Buradan hareketle yine İslamcılığı salt siyasi söylem veyahut ta siyasal İslam ile eşitleme çabası aynı zamanda içinde art niyet barındıran bir çabanın adıdır. Çünkü Kara’nın da ifade ettiği gibi “İslâmcılık siyasal olana, siyasete, aktivizme indirgenemez, bu indirgeme birçok şeyi görmeyi engeller. Oryantalistler bunu bilerek ve bir sebebe mebni yapıyorlar ve Müslüman ülkelerin okumuş yazmışlarını da ciddi ölçüde etkiliyorlar.”

İlk nesil veyahut ta ilk dönem İslamcılık diye adlandırılabilecek İslamcılık, II. Meşrutiyetten hilafetin ilgası dönemleri arasında siyasi birlik üzerinde durmuş ve onu temin etmek için mücadele etmişlerdir.

Ana fikir, devleti aliyi ve Müslümanları batmaktan kurtarmaktır.  Bu bakımdan “Osmanlı’nın zayıflaması ve kolonyalist Batı tecrübesinin dünyayı çevrelemesi neticesinde “ne yapsak, nasıl yapsak?” diyerek dünyanın farklı coğrafyalarındaki Müslüman aydınların ortaklaşa akıl yürütüp aşağısını yukarısını belirledikleri, biraz kırık dökük, biraz yarım yamalak bir defansa çekilme hamlesidir. Müslümanların üzerine çekirge sürüsü gibi üşüşen Batıyı önce durdurmanın, sonra Batı ile İslam dünyası arasında açılan makas farkını eşitlemenin, en sonunda da Batıyı yenmenin hesaplarını yapan bir politik hamle biçimidir.”

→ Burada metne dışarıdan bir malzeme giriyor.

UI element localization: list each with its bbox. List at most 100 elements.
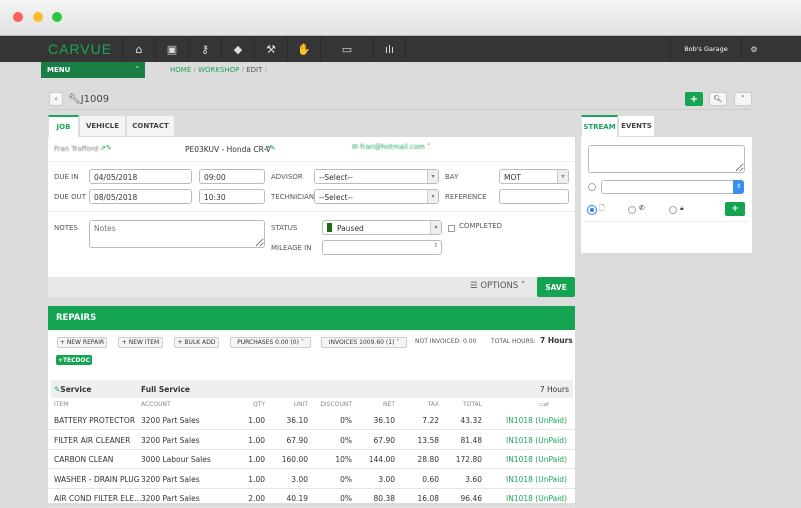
- cell-account: 3000 Labour Sales: [141, 455, 211, 464]
- tab-contact[interactable]: CONTACT: [126, 115, 175, 137]
- cell-qty: 2.00: [248, 494, 265, 503]
- cell-item: BATTERY PROTECTOR: [54, 416, 136, 425]
- cell-tax: 0.60: [422, 474, 439, 484]
- back-button[interactable]: ‹: [49, 92, 63, 106]
- tab-events[interactable]: EVENTS: [618, 115, 655, 137]
- key-icon[interactable]: ⚷: [188, 36, 221, 62]
- new-repair-button[interactable]: + NEW REPAIR: [57, 337, 107, 348]
- breadcrumb-workshop[interactable]: WORKSHOP: [198, 66, 239, 74]
- bay-select[interactable]: MOT: [499, 169, 569, 184]
- handshake-icon[interactable]: ✋: [287, 36, 320, 62]
- breadcrumb-edit: EDIT: [246, 66, 263, 74]
- radio-option[interactable]: [588, 183, 596, 191]
- cell-total: 3.60: [465, 474, 482, 484]
- email-link[interactable]: ✉ fran@hotmail.com ˅: [352, 143, 431, 151]
- minimize-window-button[interactable]: [33, 12, 43, 22]
- radio-note-selected[interactable]: [588, 206, 596, 214]
- divider: [48, 109, 752, 110]
- mileage-input[interactable]: ⇕: [322, 240, 442, 255]
- due-in-time-input[interactable]: 09:00: [199, 169, 265, 184]
- tab-stream[interactable]: STREAM: [581, 115, 618, 137]
- notes-textarea[interactable]: [89, 220, 265, 248]
- col-tax: TAX: [427, 401, 439, 408]
- cell-qty: 1.00: [248, 455, 265, 464]
- cell-net: 80.38: [373, 494, 395, 503]
- search-button[interactable]: 🔍︎: [709, 92, 727, 106]
- advisor-select[interactable]: --Select--: [314, 169, 439, 184]
- customer-name[interactable]: Fran Trafford: [54, 145, 98, 153]
- table-row[interactable]: AIR COND FILTER ELE... 3200 Part Sales 2.0…: [48, 489, 575, 508]
- due-out-date-input[interactable]: 08/05/2018: [89, 189, 192, 204]
- table-row[interactable]: CARBON CLEAN 3000 Labour Sales 1.00 160.00 1…: [48, 450, 575, 469]
- radio-private[interactable]: [669, 206, 677, 214]
- repair-group-name[interactable]: ✎Service: [54, 385, 91, 394]
- maximize-window-button[interactable]: [52, 12, 62, 22]
- cell-account: 3200 Part Sales: [141, 416, 200, 425]
- more-dropdown-button[interactable]: ˅: [734, 92, 752, 106]
- vehicle-label[interactable]: PE03KUV - Honda CR-V: [185, 145, 271, 154]
- invoices-label: INVOICES 1009.60 (1): [328, 339, 395, 346]
- purchases-dropdown[interactable]: PURCHASES 0.00 (0) ˅: [230, 337, 311, 348]
- cell-unit: 67.90: [286, 435, 308, 445]
- home-icon[interactable]: ⌂: [122, 36, 155, 62]
- status-color-swatch: [327, 223, 332, 232]
- hamburger-icon: ☰: [470, 281, 478, 291]
- cell-item: WASHER - DRAIN PLUG: [54, 474, 140, 484]
- due-in-date-input[interactable]: 04/05/2018: [89, 169, 192, 184]
- cell-invoice[interactable]: IN1018 (UnPaid): [506, 455, 567, 464]
- menu-button[interactable]: MENU ˅: [41, 62, 145, 78]
- settings-icon[interactable]: ⚙: [741, 36, 766, 62]
- table-header: ITEM ACCOUNT QTY UNIT DISCOUNT NET TAX T…: [48, 401, 575, 411]
- reference-input[interactable]: [499, 189, 569, 204]
- bay-label: BAY: [445, 173, 459, 181]
- tab-vehicle[interactable]: VEHICLE: [79, 115, 126, 137]
- cell-net: 67.90: [373, 435, 395, 445]
- cell-qty: 1.00: [248, 474, 265, 484]
- edit-customer-icon[interactable]: ⇗✎: [100, 144, 112, 152]
- save-button[interactable]: SAVE: [537, 277, 575, 297]
- radio-call[interactable]: [628, 206, 636, 214]
- address-book-icon[interactable]: ▣: [155, 36, 188, 62]
- table-row[interactable]: BATTERY PROTECTOR 3200 Part Sales 1.00 36.1…: [48, 411, 575, 430]
- logo[interactable]: CARVUE: [48, 41, 112, 57]
- cell-invoice[interactable]: IN1018 (UnPaid): [506, 416, 567, 425]
- money-icon[interactable]: ▭: [320, 36, 373, 62]
- stream-select[interactable]: ⇕: [601, 180, 744, 194]
- cell-invoice[interactable]: IN1018 (UnPaid): [506, 475, 567, 484]
- table-row[interactable]: WASHER - DRAIN PLUG 3200 Part Sales 1.00 3.…: [48, 470, 575, 489]
- window-titlebar: [0, 0, 801, 36]
- add-stream-button[interactable]: +: [725, 202, 745, 216]
- wrench-icon[interactable]: ⚒: [254, 36, 287, 62]
- col-discount: DISCOUNT: [320, 401, 352, 408]
- edit-vehicle-icon[interactable]: ⇗✎: [264, 144, 276, 152]
- close-window-button[interactable]: [13, 12, 23, 22]
- tab-job[interactable]: JOB: [48, 115, 79, 137]
- garage-name[interactable]: Bob's Garage: [670, 36, 741, 62]
- cell-net: 144.00: [368, 455, 395, 464]
- cell-qty: 1.00: [248, 416, 265, 425]
- cell-discount: 0%: [340, 416, 352, 425]
- completed-checkbox[interactable]: [448, 225, 455, 232]
- bulk-add-button[interactable]: + BULK ADD: [174, 337, 219, 348]
- table-row[interactable]: FILTER AIR CLEANER 3200 Part Sales 1.00 67.…: [48, 431, 575, 450]
- due-out-time-input[interactable]: 10:30: [199, 189, 265, 204]
- chart-icon[interactable]: ılı: [373, 36, 406, 62]
- cell-invoice[interactable]: IN1018 (UnPaid): [506, 436, 567, 445]
- total-hours-value: 7 Hours: [540, 336, 573, 345]
- document-icon: 🗋: [599, 204, 605, 212]
- tecdoc-button[interactable]: +TECDOC: [56, 355, 92, 365]
- box-icon[interactable]: ◆: [221, 36, 254, 62]
- stream-textarea[interactable]: [588, 145, 745, 173]
- invoices-dropdown[interactable]: INVOICES 1009.60 (1) ˅: [321, 337, 407, 348]
- cell-account: 3200 Part Sales: [141, 494, 200, 503]
- status-select[interactable]: Paused: [322, 220, 442, 235]
- cell-total: 81.48: [460, 435, 482, 445]
- technician-select[interactable]: --Select--: [314, 189, 439, 204]
- new-item-button[interactable]: + NEW ITEM: [118, 337, 163, 348]
- cell-item: FILTER AIR CLEANER: [54, 435, 131, 445]
- cell-invoice[interactable]: IN1018 (UnPaid): [506, 494, 567, 503]
- cell-item: CARBON CLEAN: [54, 455, 114, 464]
- options-dropdown[interactable]: ☰ OPTIONS ˅: [470, 281, 525, 291]
- breadcrumb-home[interactable]: HOME: [170, 66, 191, 74]
- add-button[interactable]: +: [685, 92, 703, 106]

Bu dönemin öncü şahsiyetleri arasında şu isimler sayılabilir; Şehbenderzâde Ahmed Hilmi, Said Halim Paşa, Mehmed Âkif, Mustafa Sabri, Ferit Kam, Mehmet Ali Ayni, İsmail Fenni ve Said Nursi.

İkinci nesil İslamcılık ise, 70-80’li yılların Türkiye’sinde kendini devletçi, milliyetçi ve muhafazakâr geçmişinden mümkün mertebe arındırıp daha saf ve rafine bir İslam arayışını ifade etmektedir. Sorun İslâm’ın hakikatinden uzaklaşılmış olmasıdır; şu hâlde çözüm de İslâm’ın hakikatine dönmekle yani İslamlaşmakla olacaktır. Bu da şöyle formülüze edilmiştir: Kabahat İslam’da değil, Müslümanlardadır. Bu anlamda İslamcılık bir öze dönüş hareketidir.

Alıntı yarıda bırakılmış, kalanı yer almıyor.